In preparation for the upcoming Charlotte Mason Blog Carnival, I began reading through the section of Charlotte’s third book entitled “We are educated by our intimacies.” I didn’t get very far, however, before I was stopped in my tracks by this passage:
“I need not again insist upon the nature of our educational tools. We know well that “Education is an atmosphere, a discipline, a life.” In other words, we know that parents and teachers should know how to make sensible use of a child’s circumstances (atmosphere) to forward his sound education; should train him in the discipline of the habits of the good life; and should nourish his life with ideas, the food upon which personality waxes strong.
These three we believe to be the only instruments of which we may make lawful use in the upbringing of children; and any short cut we take by trading on their sensibilities, emotions, desires, passions, will bring us and our children to grief. The reason is plain; habits, ideas, and circumstances are external, and we may all help each other to get the best that is to be had of these; but we may not meddle directly with the personality of child or man. We may not work upon his vanity, his fears, his love, his emulation, or any thing that is his by very right, anything that goes to make him a person.” (pp. 182-83; emphasis mine)
I don’t know about you, but I find this passage very convicting. We live in a culture in which trying to influence others through their emotions and appetites is common practice. Think of advertisements and just how often we are exposed to them. Think of the stereotype of the mother laying a guilt trip on her child. I am showing my own bias here — but think also of so many churches in which the emotions are manipulated through music, performance, dramatics.
There are a few things going on here, I think. One is that we have accepted as truth that it is okay to be ruled by our emotions. Feeling something makes it right. If I do not love my spouse, it is okay to leave him or her lest I not be true to myself. And once we accept that emotions legitimate action, it make sense to control others through their emotions.
Now I don’t want to go to far and discount emotions altogether. Though it does at time seem to me as if they are the most fallen aspect of our human nature, they are none the less God-given and can guide us rightly if they are used rightly. It is a mistake too to ignore feelings altogether and to rely only on intellect, on what we can reason out. We become very cold, dry people if we do this. And there is a place too, both in religion and parenting, for an appeal to the emotions. But I think we must distinguish this — the appeal to the emotions– from manipulating emotions. The difference may be subtle but I think it lies in how we address our fellow man. If we seek only an emotional response, we manipulate. If, on the other hand, we combine the emotional aspect with the intellect, we create a more balanced approach. The former seeks to change people without regard for that they really think. The latter seeks to influence but not at the expense of the other person’s own opinions. It may use emotion but it seeks to convince, not to force.
So how does this affect what we actually do as parents? I am only beginning to think about this myself, but here are some preliminary ideas I have had:
- We must be honest with our children.

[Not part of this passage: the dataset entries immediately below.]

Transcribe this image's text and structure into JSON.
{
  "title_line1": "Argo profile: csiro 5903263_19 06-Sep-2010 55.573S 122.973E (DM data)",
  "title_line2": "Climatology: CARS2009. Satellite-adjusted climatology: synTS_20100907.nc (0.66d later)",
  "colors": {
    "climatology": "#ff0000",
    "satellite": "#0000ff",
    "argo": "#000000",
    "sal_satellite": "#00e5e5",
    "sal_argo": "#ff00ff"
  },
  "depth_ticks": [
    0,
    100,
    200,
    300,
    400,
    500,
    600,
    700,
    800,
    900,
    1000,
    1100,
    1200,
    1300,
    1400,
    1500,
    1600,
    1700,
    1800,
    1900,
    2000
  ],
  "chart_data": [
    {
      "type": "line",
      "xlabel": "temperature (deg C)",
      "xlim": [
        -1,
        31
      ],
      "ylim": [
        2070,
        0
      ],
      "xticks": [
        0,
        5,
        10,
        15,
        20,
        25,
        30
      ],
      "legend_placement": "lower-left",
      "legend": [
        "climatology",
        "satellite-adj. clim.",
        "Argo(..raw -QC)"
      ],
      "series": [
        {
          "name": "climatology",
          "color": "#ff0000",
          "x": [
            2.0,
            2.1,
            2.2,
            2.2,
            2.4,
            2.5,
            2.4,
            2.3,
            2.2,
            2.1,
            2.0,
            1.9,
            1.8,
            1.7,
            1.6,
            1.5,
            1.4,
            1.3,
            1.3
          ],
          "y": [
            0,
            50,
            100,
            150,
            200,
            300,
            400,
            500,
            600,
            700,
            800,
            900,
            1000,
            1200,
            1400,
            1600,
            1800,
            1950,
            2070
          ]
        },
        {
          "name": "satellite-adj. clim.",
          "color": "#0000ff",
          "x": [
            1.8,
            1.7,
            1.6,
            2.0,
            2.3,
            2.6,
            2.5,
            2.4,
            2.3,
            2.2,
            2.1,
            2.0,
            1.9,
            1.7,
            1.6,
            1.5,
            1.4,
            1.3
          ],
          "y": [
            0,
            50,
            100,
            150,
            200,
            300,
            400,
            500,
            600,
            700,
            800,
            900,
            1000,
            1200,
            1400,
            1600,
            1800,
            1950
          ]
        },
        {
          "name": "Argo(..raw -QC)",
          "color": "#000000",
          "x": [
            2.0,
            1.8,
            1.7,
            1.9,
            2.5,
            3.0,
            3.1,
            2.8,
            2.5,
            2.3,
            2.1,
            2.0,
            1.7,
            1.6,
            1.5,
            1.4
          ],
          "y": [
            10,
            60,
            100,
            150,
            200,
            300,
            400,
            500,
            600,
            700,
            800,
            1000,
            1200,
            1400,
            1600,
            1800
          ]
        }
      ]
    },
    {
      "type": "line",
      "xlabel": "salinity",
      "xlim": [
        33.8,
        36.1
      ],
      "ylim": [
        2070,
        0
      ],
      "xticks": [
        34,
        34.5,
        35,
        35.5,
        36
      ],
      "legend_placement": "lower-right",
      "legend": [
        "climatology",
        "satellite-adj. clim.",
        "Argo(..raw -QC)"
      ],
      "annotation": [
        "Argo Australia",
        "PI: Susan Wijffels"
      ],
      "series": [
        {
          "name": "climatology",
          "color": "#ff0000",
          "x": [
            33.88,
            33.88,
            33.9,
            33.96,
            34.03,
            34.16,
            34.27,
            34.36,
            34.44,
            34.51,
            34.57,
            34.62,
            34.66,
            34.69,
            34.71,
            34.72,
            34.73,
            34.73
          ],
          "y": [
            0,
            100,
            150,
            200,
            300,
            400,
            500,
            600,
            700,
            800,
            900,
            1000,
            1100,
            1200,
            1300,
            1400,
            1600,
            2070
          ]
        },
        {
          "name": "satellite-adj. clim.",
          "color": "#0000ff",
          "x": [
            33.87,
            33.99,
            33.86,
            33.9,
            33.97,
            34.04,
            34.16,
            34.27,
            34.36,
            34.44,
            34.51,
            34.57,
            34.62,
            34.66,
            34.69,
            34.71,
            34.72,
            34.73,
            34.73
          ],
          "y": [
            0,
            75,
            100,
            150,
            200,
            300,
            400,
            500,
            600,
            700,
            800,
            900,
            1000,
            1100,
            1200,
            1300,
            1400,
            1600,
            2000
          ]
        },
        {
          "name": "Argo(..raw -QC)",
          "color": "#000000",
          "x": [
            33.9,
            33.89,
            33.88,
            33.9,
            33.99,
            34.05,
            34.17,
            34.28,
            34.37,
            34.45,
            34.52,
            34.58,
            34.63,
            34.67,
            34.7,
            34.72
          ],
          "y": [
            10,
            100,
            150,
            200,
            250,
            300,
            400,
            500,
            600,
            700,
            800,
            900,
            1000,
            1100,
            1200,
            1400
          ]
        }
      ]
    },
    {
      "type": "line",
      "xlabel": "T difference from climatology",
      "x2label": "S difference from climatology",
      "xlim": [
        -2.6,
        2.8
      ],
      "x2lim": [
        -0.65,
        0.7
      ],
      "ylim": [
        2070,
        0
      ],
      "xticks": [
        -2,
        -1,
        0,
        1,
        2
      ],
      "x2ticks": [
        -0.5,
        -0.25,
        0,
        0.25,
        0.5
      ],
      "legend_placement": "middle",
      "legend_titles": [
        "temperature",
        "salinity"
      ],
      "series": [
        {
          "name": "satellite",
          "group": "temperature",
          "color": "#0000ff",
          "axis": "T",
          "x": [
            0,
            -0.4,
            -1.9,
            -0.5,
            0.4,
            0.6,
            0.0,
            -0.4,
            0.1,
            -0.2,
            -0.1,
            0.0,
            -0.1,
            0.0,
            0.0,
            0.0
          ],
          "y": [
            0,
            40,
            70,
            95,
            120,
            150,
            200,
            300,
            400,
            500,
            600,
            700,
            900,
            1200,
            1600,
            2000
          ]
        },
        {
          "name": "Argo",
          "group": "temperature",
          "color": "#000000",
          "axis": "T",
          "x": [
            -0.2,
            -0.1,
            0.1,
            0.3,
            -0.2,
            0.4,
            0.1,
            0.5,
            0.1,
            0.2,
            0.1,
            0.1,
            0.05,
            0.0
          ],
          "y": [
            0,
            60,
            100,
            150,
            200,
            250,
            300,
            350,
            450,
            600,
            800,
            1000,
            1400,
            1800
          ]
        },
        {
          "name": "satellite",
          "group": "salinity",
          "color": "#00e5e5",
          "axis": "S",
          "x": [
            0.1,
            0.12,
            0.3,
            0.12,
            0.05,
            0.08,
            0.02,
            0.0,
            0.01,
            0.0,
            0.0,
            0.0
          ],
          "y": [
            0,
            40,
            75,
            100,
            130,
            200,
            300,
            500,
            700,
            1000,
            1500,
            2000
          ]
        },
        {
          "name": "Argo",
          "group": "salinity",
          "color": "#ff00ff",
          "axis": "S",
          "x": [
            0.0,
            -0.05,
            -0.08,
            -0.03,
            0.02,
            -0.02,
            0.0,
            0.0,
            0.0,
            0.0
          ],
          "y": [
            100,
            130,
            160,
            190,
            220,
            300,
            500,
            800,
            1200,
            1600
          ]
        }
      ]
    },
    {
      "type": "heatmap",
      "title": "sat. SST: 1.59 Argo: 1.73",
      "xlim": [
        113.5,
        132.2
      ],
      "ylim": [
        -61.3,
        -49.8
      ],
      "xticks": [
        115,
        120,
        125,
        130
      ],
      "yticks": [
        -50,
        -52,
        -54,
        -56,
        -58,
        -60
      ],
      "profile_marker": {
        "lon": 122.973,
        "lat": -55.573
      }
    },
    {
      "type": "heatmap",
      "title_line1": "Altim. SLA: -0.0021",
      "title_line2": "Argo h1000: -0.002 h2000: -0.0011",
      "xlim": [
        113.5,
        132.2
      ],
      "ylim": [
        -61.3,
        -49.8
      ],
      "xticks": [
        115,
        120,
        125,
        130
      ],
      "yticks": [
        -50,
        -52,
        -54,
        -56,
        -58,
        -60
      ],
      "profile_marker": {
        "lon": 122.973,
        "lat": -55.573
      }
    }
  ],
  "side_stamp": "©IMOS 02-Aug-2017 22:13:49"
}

It is amazing how many times parents aren’t. These are often little lies along the lines of “no, I don’t have to money to buy you that toy today.” They are designed to prevent argument from the child and ensure their cooperation. But they are lies nonetheless. They don’t give the child credit for being able to understand more complex reasoning. And, of course, they ultimately destroy the parent-child relationship.
I know a mom who told her child they could not legally ride in the front seat of the car till age 12. This is not true in this state. It might be a wise decision, but it is not a law. I am sure the mom thought that by saying it was, that she was avoiding any argument, any efforts to convince her to change her mind. But she was also not allowing the child the opportunity both to understand the mother’s thinking and to perhaps try to use her own.
- Don’t lay guilt trips on your children. This is a tough one. When our child sins, it is very tempting to make sure they feel the full extent of what they have done. After all, they must be aware of their guilt in order to repent, right? I am not saying we should not point out sin. We should. But there is a difference between pointing out and driving home that point. I myself have done this far too often.
- Be very careful with rewards and punishments. Use them sparingly. After all, our goal is not to get our child to do good for the sake of a candy but to do good for its own sake.
- Don’t try to frighten them into good behavior. Making them aware of natural consequences is okay, as in “you can’t run into the street; you might get hit by a car” or even “if you don’t clean your room, you cannot go to your friend’s house.” But we should not use fear to control our children’s behavior.
- Be careful of excessive or false praise. Your child is likely not the prettiest or smartest that ever was; don’t tell the they are. And when they fail, you can be compassionate without lying to them. They need to go through failure too.
So why do we do these things? Why do we seek to manipulate our children? Often there is the underlying belief that they are ours to be manipulated. We care very much about how they turn out, rightly so, but we forget that they are their own people, made in the image of God, and that they are not ultimately ours to control or shape. I think we also on some level lack the faith that God is in charge of them and that He is shaping them as He will. We take too much of a burden our ourselves and forget that this is the work of the Holy Spirit. We either don’t trust that He is working in them or we don’t think He is doing it the right way. I have said this before, but it bears repeating — I think a lot of what the Charlotte Mason approach calls us to is letting go, not seeking to control every aspect of our children’s development but trusting that there is Someone greater who is working in them.